An Indiana teenager died after undertaking a social media challenge dubbed the “choking game,” his parents said.
Mason Bogard’s mother Joann Jackson Bogard said that her son participated in the challenge on May 1.
“We’ve learned that Mason attempted a challenge that he saw on social media and it went horribly wrong. The challenge that Mason tried was the choking challenge. The challenge is based on the idea that you choke yourself to the point of almost passing out and then stop. It’s supposed to create a type of high. Unfortunately, it has taken the lives of many young people too early and it will take our precious Mason,” she wrote in a Facebook post.
Bogard said she wanted parents to pay attention to what their children look at on social media.
Steve, Taylor, and I want to take this time to provide everyone with an update on Mason. We felt it was important for…
“We want to plead with you from the bottom of our hearts…please pay attention to what your children look at on social media. I know our kids always complain that we’re being too overprotective but it’s ok, it’s our job,” she wrote.
Bogard said that her son’s organs were going to be donated, a fitting action since “he was an extremely generous young man.”
“Thank you all again for your outpouring of love, support and prayers. Hug your children, tell them you love them. Enjoy every moment and let the little issues go. We know in our hearts that Mason’s love, generosity, and compassion will live on through those that he is about to save,” she added.
According to the Centers for Disease Control and Prevention (CDC), the “choking game” started as far back as 1995.
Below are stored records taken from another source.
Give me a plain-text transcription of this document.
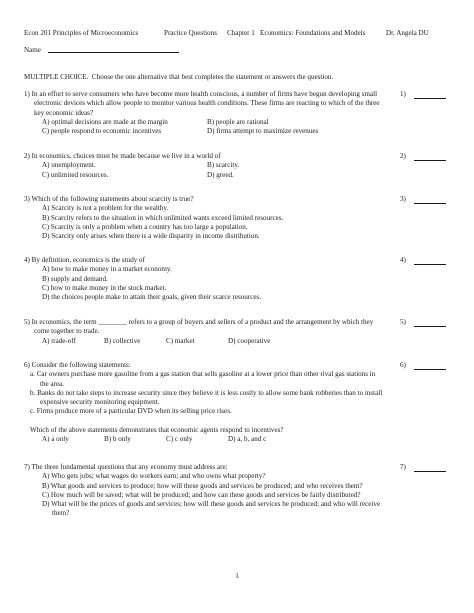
Econ 201 Principles of Microeconomics	Practice Questions Chapter 1 Economics: Foundations and Models	Dr. Angela DU
Name
MULTIPLE CHOICE. Choose the one alternative that best completes the statement or answers the question.
1) In an effort to serve consumers who have become more health conscious, a number of firms have begun developing small electronic devices which allow people to monitor various health conditions. These firms are reacting to which of the three key economic ideas?
A) optimal decisions are made at the margin	B) people are rational
C) people respond to economic incentives	D) firms attempt to maximize revenues
1)
2) In economics, choices must be made because we live in a world of
A) unemployment.	B) scarcity.
C) unlimited resources.	D) greed.
2)
3) Which of the following statements about scarcity is true?
A) Scarcity is not a problem for the wealthy.
B) Scarcity refers to the situation in which unlimited wants exceed limited resources.
C) Scarcity is only a problem when a country has too large a population.
D) Scarcity only arises when there is a wide disparity in income distribution.
3)
4) By definition, economics is the study of
A) how to make money in a market economy.
B) supply and demand.
C) how to make money in the stock market.
D) the choices people make to attain their goals, given their scarce resources.
4)
5) In economics, the term ________ refers to a group of buyers and sellers of a product and the arrangement by which they come together to trade.
A) trade-off	B) collective	C) market	D) cooperative
5)
6) Consider the following statements:
a. Car owners purchase more gasoline from a gas station that sells gasoline at a lower price than other rival gas stations in the area.
b. Banks do not take steps to increase security since they believe it is less costly to allow some bank robberies than to install expensive security monitoring equipment.
c. Firms produce more of a particular DVD when its selling price rises.
Which of the above statements demonstrates that economic agents respond to incentives?
A) a only	B) b only	C) c only	D) a, b, and c
6)
7) The three fundamental questions that any economy must address are:
A) Who gets jobs; what wages do workers earn; and who owns what property?
B) What goods and services to produce; how will these goods and services be produced; and who receives them?
C) How much will be saved; what will be produced; and how can these goods and services be fairly distributed?
D) What will be the prices of goods and services; how will these goods and services be produced; and who will receive them?
7)
1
The so-called game “is defined as self-strangulation or strangulation by another person with the hands or a noose to achieve a brief euphoric state caused by cerebral hypoxia,” it states. “Serious neurologic injury or death can result if strangulation is prolonged.”
Using news media reports, the CDC said it identified 82 people whose deaths were likely from the challenge between 1995 and 2007. Seventy-one were male and the mean age was 13.3 years. The cases were restricted to people 19 years old or younger.
In one case, the agency said a 13-year-old boy arrived home after school in February 2006 in a good mood and had dinner with his family before heading to his bedroom to do his homework.
“Approximately 1 hour later, his mother went to check on him and discovered him slumped in a corner with a belt around his neck. His face was blue. The mother began cardiopulmonary resuscitation while one of the other children called an ambulance. The boy died at a local hospital 1 hour later. No suicide note was found. The county medical examiner ruled that the death resulted from accidental asphyxiation by hanging. In the weeks following his death, multiple teens told the director of a local counseling agency that the choking game had been played at local parties,” it said.
Another case cited was that of a 13-year-old girl who was found dead in her bedroom after her brother went inside her room to see why she hadn’t gone downstairs for breakfast.
“No suicide note was found. The medical examiner determined that the teen had died at 9.30 p.m. the previous night. After the teen’s death, the family learned that the girl had confided in a cousin that she recently had played the choking game in the locker room at school and that a group of girls at her school had been suspended for playing the choking game,” the CDC said.
The agency advised: “Parents, educators, and health-care providers should learn about the choking game and be able to recognize any of the following warning signs in youths: mention of the choking game (or the game by its other names); bloodshot eyes; marks on the neck; frequent, severe headaches; disorientation after spending time alone; and ropes, scarves, and belts tied to bedroom furniture or doorknobs or found knotted on the floor.”